Westland continues to perform strongly with an an after-tax profit of $55.9 million in 2023, a further improvement on its outstanding result in the previous year.

Our performance is all the more impressive given current market challenges including disruption to global shipping due to ongoing conflict in the Middle East and a significant drop in underlying commodity prices of up to 20% for some of our products.

Despite these challenges our revenue of $1.065 billion was our highest ever, up from the previous year’s $1.021 billion.

Our strong focus on quality is paying dividends with our last time grade achievement of 99.8%. Other factors contributing to our strong performance include cost savings across our operation with significant reductions in chemical use at all our sites. We’ve also increased the throughput of a major dryer at our Hokitika plant by up to 30% and we are benefiting from additional cream processing capacity at our new butter facility.

Conditions have also been favourable this season on our suppliers’ farms. Milk supply is up by about 2.5% on the same period last year. The increase reflects stock being in very good condition following a season of ample grass growth in most parts of the West Coast.  Generally, rain has arrived before pastures dried out too much and the grass quality is good. We’re predicting that milk production should stay on track unless a major weather event hits between now and the end of the season.

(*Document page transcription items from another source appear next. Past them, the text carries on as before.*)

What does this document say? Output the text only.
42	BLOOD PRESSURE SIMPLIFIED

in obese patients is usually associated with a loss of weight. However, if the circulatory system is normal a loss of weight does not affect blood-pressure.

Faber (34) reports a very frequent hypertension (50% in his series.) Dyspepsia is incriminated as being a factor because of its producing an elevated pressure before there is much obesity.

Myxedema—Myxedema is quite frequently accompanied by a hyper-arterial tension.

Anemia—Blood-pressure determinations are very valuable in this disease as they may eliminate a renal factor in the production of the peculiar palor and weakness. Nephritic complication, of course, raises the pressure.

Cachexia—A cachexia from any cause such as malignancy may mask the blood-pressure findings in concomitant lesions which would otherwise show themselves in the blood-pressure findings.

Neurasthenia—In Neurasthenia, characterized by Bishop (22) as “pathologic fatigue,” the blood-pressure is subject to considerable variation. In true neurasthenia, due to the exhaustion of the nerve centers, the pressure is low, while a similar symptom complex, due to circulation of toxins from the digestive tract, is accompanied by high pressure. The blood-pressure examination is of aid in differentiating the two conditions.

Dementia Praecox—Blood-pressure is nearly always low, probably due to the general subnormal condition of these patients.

Other reasons for optimism include the recent announcement guaranteeing indefinite milk collection beyond the 10 years specified at the time of the Yili purchase, the extension of the 10c a kg milk solids premium over Fonterra’s price, for two more seasons beyond the current season, and several increases in the farm gate milk price this season.

Unfortunately, shipping continues to be an ongoing and serious concern. Attacks by rebel groups from Yemen on commercial shipping in the Red Sea have caused delays and disruptions to all New Zealand exports/imports. Carriers are avoiding the area, and instead taking a longer route to Europe around the Cape of Good Hope and along the West Coast of Africa, or entering the Mediterranean through the Strait of Gibraltar. The distance is about 40% longer causing delays of between two and five weeks.

Given the effect on some of the most important trade lanes in global shipping, the flow on impact is worldwide as carriers adjust to major changes. 

There is no resolution in sight to the conflict and disruption and resulting congestion is expected to continue.  Shipping costs have increased with carriers recovering their additional costs through surcharges which we anticipate will remain at least until the third quarter of this year.

Our import/export team is working closely with our carriers to remain up-to-date on the situation.